Gurdaspur, which has seen a movie-star MP in Vinod Khanna for four terms and again has actor Sunny Deol (BJP) pitted against the Congress’s Sunil Jakhar, is not exactly bubbling over with enthusiasm despite the high-profile contest on the cards.
Unemployment, pitiable condition of roads, lack of adequate health facilities, and industry, are some of the issues that find an echo in this border constituency instead of nationalist jingoism.
At Makora Pattan, the village where Ravi and Ujh rivers join in a confluence and nine villages are physically cut off from rest of the country during the monsoon months each year, facing Pakistan border on the other side of the river, an agitated villager said, “Look at the condition of this bridge. No politician has ever done anything for us. Send us to Pakistan if you cannot give us a bridge.”
The villages are joined with the mainland by a pontoon bridge, which can be described as ramshackle at best. Due to the strategic location of the river-crossing, there is an Army post nearby — no one is allowed to cross the river unless identified first.
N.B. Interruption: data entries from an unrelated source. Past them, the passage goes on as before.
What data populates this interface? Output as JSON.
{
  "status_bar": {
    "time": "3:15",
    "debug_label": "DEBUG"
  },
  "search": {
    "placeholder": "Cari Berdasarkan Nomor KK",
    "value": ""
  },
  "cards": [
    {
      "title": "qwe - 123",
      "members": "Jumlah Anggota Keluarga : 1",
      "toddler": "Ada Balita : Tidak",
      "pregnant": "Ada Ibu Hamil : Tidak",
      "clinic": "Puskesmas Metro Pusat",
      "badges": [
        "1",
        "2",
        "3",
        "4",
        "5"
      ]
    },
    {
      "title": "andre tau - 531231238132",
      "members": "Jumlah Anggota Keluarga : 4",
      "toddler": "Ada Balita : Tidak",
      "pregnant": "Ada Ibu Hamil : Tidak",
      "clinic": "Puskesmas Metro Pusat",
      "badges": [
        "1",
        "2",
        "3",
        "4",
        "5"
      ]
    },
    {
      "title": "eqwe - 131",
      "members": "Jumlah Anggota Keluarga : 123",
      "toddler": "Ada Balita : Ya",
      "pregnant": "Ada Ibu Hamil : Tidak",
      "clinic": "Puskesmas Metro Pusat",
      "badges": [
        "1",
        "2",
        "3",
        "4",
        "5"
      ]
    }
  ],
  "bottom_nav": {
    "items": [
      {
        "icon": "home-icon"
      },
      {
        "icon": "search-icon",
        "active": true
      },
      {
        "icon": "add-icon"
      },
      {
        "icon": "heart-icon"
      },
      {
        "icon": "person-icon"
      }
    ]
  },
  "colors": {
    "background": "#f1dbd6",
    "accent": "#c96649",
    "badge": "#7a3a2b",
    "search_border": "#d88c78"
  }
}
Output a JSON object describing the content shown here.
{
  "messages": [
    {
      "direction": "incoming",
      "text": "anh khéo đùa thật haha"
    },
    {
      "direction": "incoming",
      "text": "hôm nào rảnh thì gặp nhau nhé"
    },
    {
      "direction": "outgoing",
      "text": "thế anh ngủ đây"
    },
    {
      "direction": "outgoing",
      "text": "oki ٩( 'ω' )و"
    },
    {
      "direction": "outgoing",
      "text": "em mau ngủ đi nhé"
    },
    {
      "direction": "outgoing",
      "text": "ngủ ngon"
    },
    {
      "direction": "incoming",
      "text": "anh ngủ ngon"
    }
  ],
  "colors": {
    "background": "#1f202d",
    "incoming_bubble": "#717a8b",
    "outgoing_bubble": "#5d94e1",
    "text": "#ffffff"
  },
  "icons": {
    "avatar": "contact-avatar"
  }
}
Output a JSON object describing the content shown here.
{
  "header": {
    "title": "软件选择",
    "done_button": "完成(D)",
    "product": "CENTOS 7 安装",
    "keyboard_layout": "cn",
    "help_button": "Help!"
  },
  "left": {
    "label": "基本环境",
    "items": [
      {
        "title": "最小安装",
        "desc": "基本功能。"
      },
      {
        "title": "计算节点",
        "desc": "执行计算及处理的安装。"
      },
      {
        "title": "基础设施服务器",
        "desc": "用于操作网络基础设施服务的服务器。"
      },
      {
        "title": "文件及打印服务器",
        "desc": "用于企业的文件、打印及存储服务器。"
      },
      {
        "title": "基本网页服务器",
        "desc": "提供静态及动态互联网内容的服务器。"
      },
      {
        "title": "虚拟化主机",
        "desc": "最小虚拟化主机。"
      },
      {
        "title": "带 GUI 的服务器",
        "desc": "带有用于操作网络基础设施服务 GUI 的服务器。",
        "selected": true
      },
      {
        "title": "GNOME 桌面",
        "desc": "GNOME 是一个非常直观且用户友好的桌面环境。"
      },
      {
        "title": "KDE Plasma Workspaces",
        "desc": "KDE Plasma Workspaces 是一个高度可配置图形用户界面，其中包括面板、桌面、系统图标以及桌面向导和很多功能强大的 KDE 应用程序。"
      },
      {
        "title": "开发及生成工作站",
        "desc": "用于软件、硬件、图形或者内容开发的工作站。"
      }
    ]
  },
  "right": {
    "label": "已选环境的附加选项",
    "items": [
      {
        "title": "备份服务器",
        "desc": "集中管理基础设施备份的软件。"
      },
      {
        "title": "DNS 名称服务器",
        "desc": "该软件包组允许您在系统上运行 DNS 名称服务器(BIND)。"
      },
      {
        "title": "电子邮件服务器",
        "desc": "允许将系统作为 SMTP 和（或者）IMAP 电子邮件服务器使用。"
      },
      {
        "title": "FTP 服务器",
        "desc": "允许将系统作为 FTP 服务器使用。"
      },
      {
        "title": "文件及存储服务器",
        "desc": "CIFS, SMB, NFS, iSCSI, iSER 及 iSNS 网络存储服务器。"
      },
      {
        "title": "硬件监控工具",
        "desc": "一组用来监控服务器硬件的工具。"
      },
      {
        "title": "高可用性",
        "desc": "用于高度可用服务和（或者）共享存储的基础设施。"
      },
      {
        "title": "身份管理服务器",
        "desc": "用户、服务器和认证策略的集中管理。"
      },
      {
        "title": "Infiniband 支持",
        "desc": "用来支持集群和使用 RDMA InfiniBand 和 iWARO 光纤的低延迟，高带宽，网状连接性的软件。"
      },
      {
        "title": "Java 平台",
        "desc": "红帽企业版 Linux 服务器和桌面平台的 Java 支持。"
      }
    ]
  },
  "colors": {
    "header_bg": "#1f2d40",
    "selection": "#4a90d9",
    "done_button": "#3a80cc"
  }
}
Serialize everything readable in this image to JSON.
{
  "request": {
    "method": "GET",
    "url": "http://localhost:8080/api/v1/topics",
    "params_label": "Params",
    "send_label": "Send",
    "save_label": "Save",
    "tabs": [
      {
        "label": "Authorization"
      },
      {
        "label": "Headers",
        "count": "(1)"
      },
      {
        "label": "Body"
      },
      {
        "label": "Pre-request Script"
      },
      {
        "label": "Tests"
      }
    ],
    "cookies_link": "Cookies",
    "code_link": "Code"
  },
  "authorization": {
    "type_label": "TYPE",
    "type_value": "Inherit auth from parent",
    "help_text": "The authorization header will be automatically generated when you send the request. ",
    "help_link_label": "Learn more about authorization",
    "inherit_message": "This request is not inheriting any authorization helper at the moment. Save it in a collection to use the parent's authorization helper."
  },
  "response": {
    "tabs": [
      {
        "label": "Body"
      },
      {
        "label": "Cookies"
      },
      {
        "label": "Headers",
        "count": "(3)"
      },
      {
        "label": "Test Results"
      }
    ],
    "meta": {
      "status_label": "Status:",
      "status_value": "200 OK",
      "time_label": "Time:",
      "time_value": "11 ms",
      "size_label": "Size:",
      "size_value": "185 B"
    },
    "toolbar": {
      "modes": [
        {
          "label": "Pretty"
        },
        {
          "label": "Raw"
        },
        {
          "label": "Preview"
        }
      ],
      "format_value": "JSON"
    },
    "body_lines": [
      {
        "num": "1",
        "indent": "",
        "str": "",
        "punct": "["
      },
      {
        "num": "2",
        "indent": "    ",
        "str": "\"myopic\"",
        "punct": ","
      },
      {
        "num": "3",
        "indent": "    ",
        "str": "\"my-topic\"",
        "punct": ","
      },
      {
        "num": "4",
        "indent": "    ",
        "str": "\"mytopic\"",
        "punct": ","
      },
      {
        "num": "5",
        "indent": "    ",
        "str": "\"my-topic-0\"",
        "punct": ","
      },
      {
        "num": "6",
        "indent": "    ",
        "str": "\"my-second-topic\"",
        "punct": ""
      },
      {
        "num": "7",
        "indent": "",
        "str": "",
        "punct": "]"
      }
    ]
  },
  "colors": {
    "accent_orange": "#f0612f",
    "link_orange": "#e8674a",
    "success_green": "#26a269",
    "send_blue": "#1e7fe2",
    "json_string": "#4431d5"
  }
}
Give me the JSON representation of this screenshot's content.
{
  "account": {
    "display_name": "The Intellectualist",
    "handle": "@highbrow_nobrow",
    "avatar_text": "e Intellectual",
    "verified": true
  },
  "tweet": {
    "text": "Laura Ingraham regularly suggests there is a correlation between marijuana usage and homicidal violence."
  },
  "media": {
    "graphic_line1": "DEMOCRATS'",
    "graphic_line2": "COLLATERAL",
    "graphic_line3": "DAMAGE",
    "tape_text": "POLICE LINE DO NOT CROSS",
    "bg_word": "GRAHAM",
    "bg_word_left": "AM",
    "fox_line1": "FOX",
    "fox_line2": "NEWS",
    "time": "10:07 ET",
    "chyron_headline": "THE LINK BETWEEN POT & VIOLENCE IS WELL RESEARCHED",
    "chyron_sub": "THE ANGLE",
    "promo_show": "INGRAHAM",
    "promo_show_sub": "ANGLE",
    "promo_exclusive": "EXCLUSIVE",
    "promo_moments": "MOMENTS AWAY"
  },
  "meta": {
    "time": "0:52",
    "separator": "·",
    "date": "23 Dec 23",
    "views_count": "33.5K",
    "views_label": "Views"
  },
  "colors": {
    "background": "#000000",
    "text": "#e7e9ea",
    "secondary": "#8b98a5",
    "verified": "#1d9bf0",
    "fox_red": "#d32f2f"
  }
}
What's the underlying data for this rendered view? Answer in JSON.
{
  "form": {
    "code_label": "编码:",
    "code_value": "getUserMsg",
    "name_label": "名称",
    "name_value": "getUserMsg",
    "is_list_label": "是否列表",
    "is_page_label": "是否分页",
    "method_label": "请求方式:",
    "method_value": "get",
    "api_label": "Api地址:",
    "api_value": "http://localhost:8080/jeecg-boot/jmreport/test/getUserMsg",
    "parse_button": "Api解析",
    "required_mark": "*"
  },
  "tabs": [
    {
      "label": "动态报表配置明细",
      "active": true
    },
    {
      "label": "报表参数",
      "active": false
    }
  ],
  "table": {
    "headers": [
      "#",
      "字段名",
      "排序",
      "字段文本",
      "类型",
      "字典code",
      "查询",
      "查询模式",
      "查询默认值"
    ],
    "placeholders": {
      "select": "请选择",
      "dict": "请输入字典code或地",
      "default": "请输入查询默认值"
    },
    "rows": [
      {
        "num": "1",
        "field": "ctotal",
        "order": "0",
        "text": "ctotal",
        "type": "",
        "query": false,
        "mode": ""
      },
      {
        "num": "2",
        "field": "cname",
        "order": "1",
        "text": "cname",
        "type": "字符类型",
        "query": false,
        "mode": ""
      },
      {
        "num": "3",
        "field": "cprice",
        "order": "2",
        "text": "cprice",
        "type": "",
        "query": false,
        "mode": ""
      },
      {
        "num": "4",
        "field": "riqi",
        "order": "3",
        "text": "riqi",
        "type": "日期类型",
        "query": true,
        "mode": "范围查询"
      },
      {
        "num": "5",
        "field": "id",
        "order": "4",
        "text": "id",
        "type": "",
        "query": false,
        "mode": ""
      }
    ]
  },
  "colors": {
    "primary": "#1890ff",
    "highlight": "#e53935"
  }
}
This Lassiyan enclave, as it is known in the Army, is a territory that lies in adverse possession — that is, the territory that lies across the Ravi next to Pakistan border.
For two months each year, even this tenuous connection with the rest of the country is severed and the villagers are at the mercy of a couple of boats to ferry them across the river for their daily needs and requirements.
Naval Kishore, a local resident said the villages across the river include Lassiyan, Chebe, Bharyal, Kajle, Kukkar, Mammian Chak, Chumbio and Toor. Kishore pointed out the remains of a previous pontoon bridge which was washed away.
“If we cannot even be given a concrete bridge, then what do we do with these elections? People say Vinod Khanna (late BJP MP) was the ‘pullan da raja’ (king of bridges) of Gurdaspur because he built bridges. But you look at this yourself,” said Kishore, kicking a loose wooden log on the bridge in anger.
Just as other villagers began gathering to vent their anger, the Congress candidate and sitting MP, Sunil Jakhar, arrived at the spot with Aruna Chaudhary, the local MLA and Punjab’s Transport minister.
“Jakhar-saab kujh karo. Vekho saada haal. Bridge di haalat vekho. Je nayi kujh ho sakda te saanu Pakistan bhej dao (Do something, Mr Jakhar. Look at our condition. See the condition of the bridge. If nothing can be done, then send us to Pakistan),” one villager told the Congress leader.
Jakhar pacified the crowd, saying that Rs 80 crore has been sanctioned for the bridge, and work would have started by now but for the election model code of conduct.
The Gurdaspur belt has some of the highest concentration of ex-servicemen in Punjab and has been a fertile recruitment ground since the British era. But even actor Sunny Deol’s visit — and his dialogue delivery — does not seem to have left retired Subedar Darshan Singh much enthused. Non-committal about political developments in his constituency, he was more worried about the availability of LPG cylinders — he was negotiating the price of one cylinder and was busy loading it on his motorcycle.
“I vote, but I do not keep a tab on these politicians. We Armymen are a different type – we mind our own business and do not get excited over such developments,” said Singh, who retired 10 years ago from the Sikh Regiment.
Ranjit Singh, from Kathiyali village in the constituency, said there will be enthusiasm for Deol among the youth but he is unsure of its effect on voting. “These are different times. People want accountability; they want the MP to be available locally. Social media has changed the election scenario. Only promises will not work any longer. In the next 10 years it will get even tougher for politicians to win elections the old way,” he said.